Brugmansia, may i e-mail you a photo that he sent? he emailed it to me to give me an idea to what i was trading for. i dont want to send an unsolicited email to you tho. ill wait for your reply. thanks jen
You must be aware of this, aurea hybrids are my favorite, so if it was me I would trade for it as I would gladly trade just about anytime of year any of the versicolors I have for a good aurea hybrid. If it was an arborea hybrid, I would still trade just to have one. So, for me it would be a win win situation. Of course I would not mind seeing a picture of the arborea or aurea hybrid or whatever it appears to be. I love seedlings. Of course the best seedling is one you create yourself. Actually, it may not be the best, but it sure gives you some pride to think-hey, I hybridized that and thats my seedling. Only person that has that hybrid is me. Ahh, and I do ramble...Please do post or send a picture although I can't unzip pictures so if it has to be sent in that format then don't bother. Just post it in the forums.

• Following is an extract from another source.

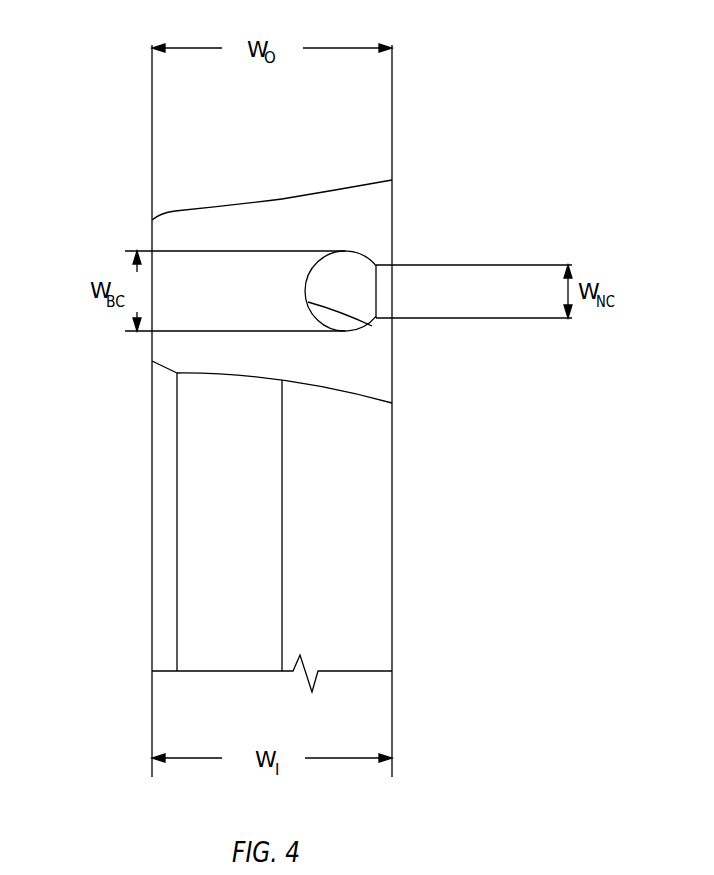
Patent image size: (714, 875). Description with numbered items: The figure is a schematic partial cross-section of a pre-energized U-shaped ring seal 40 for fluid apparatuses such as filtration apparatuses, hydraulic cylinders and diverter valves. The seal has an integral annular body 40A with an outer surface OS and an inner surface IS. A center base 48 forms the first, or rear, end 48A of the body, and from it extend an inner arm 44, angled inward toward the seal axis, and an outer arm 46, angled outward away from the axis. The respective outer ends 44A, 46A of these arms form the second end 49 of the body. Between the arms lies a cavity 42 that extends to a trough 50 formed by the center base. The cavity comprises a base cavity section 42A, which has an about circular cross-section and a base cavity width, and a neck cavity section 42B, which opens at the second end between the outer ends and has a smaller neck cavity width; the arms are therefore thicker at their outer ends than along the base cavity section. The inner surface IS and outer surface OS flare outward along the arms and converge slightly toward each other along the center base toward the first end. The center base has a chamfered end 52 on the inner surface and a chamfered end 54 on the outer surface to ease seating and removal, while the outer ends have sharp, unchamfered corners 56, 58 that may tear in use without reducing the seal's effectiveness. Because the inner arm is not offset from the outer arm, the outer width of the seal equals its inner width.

or http://www.nativehabitat.com for the most hardy true arborea I have seen. They are selling the arborea and it is the true arborea. Not only that, but it has made it in vero so it is one of the hardier types of arborea as most arborea can not stand the hot summers in lower florida as it is the highest elevation species. This particular cultivar that nativehabitat offers is extremely fragrant and will die back some in lower florida in the summer months. Hope this helps you Msjen. I am going to eventually get my arborea from nativehabitat myself as they have consistently sent out large healthy Brugmansia to me. Ps, for those ordering from them for the first time, ask for their catalogue as it has a brugmansia identification chart in the back. Or, if one would prefer, this nursery also sells the Engelstrompeten book.